3rd General Secretary of the Progressive Party of Working People
- In office 1949–1988
- Preceded by: Fifis Ioannou
- Succeeded by: Dimitris Christofias

Personal details
- Born: October 8, 1908 Kellaki, Cyprus
- Died: April 10, 1988 (aged 79) Cyprus
- Party: Progressive Party of Working People
- Spouses: Adeline Williams ​ ​(m. 1940; div. 1946)​; Irene Markoulli;

Military service
- Allegiance: Second Spanish Republic; United Kingdom;
- Battles/wars: Spanish Civil War; Second World War;

= Ezekias Papaioannou =

Greek Cypriot communist politician (1908–1988)

Ezekias Papaioannou (Εζεκίας Παπαϊωάννου; 8 October 1908 – 10 April 1988) was a Greek Cypriot communist politician and secretary general of AKEL.

He was born in the village of Kellaki, Limassol District, and received his secondary education at the American Academy of Larnaca with financial help from his brother. In his last year of school, because of health reasons, he moved to Nicosia where he finished his studies at The English School, Nicosia. He then worked as a miner in Skouriotissa (Foukasa) and as a manual worker in Piraeus port.

He moved to London in the early 1930s, where he actively worked with the Communist Party of Great Britain against different fascist factions. During this time he was arrested and jailed for three months by the British authorities. During his time in Britain he became a founding member of the Association of Cypriot Affairs which sought the expulsion of the British from Cyprus.

In 1936, he was part of a contingent of 60 Cypriot leftists who volunteered to fight in the Spanish Civil War as part of the International Brigades. 15 of them died and Ezekias was injured and had to return to London. Cyprus had the biggest percentage of volunteers and dead per capita of any country fighting against Francisco Franco.

After the war, he lived in London and worked as a milkman.

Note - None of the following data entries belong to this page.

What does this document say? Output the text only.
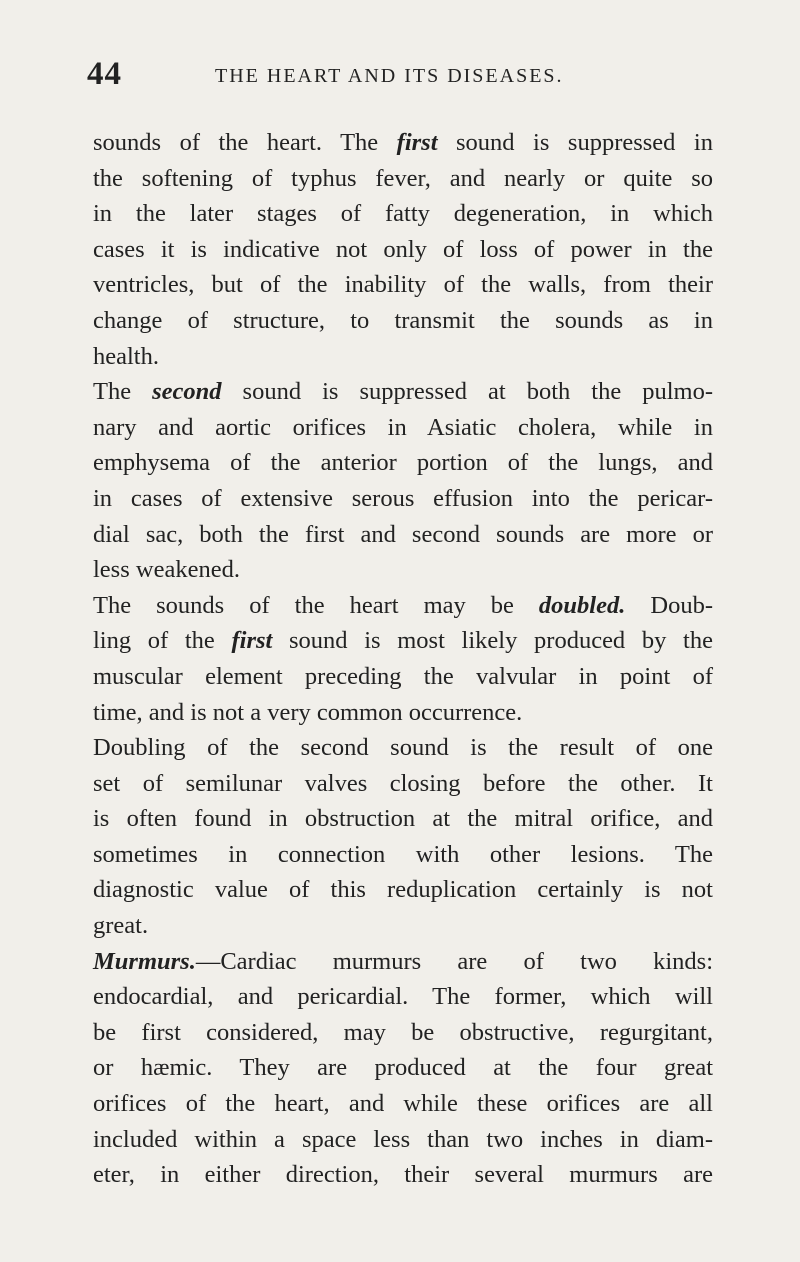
44	THE HEART AND ITS DISEASES.
sounds of the heart. The first sound is suppressed in
the softening of typhus fever, and nearly or quite so
in the later stages of fatty degeneration, in which
cases it is indicative not only of loss of power in the
ventricles, but of the inability of the walls, from their
change of structure, to transmit the sounds as in
health.
The second sound is suppressed at both the pulmo-
nary and aortic orifices in Asiatic cholera, while in
emphysema of the anterior portion of the lungs, and
in cases of extensive serous effusion into the pericar-
dial sac, both the first and second sounds are more or
less weakened.
The sounds of the heart may be doubled. Doub-
ling of the first sound is most likely produced by the
muscular element preceding the valvular in point of
time, and is not a very common occurrence.
Doubling of the second sound is the result of one
set of semilunar valves closing before the other. It
is often found in obstruction at the mitral orifice, and
sometimes in connection with other lesions. The
diagnostic value of this reduplication certainly is not
great.
Murmurs.—Cardiac murmurs are of two kinds:
endocardial, and pericardial. The former, which will
be first considered, may be obstructive, regurgitant,
or hæmic. They are produced at the four great
orifices of the heart, and while these orifices are all
included within a space less than two inches in diam-
eter, in either direction, their several murmurs are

With the start of World War II Ezekias tried to enlist, but was refused because of his old injuries and poor health. Not able to remain idle, he joined London's air defence where he served until the end of the war. In 1945 he was asked by AKEL to return to Cyprus where he remained until the end of his life.

After his return, he immediately got involved in local politics and in 1946 he became editor-in-chief of the newspaper Democratis and in 1949 3rd general secretary of the Progressive Party of Working People (AKEL), a position he held for 40 years until his death.

During the next few years he worked endlessly along with his party for the rights of workers and against British colonialism. The party was declared illegal by the British authorities in 1955 and Ezekias together with another 134 members were arrested and jailed. Soon, he escaped and continued the fight until Independence in 1959.

Ezekias was against the Zürich and London Agreement, claiming it was unworkable. He worked for the next two decades to prevent all tactics of the extreme right wing elements of the island and to foster better relations with the Turkish Cypriots.

In 1960, following the independence of Cyprus from the British Empire, he was elected to parliament. Papaioannou was repeatedly re-elected and served as a member of Parliament for 28 consecutive years up until his death in 1988.

In his will, he left all his assets to his party.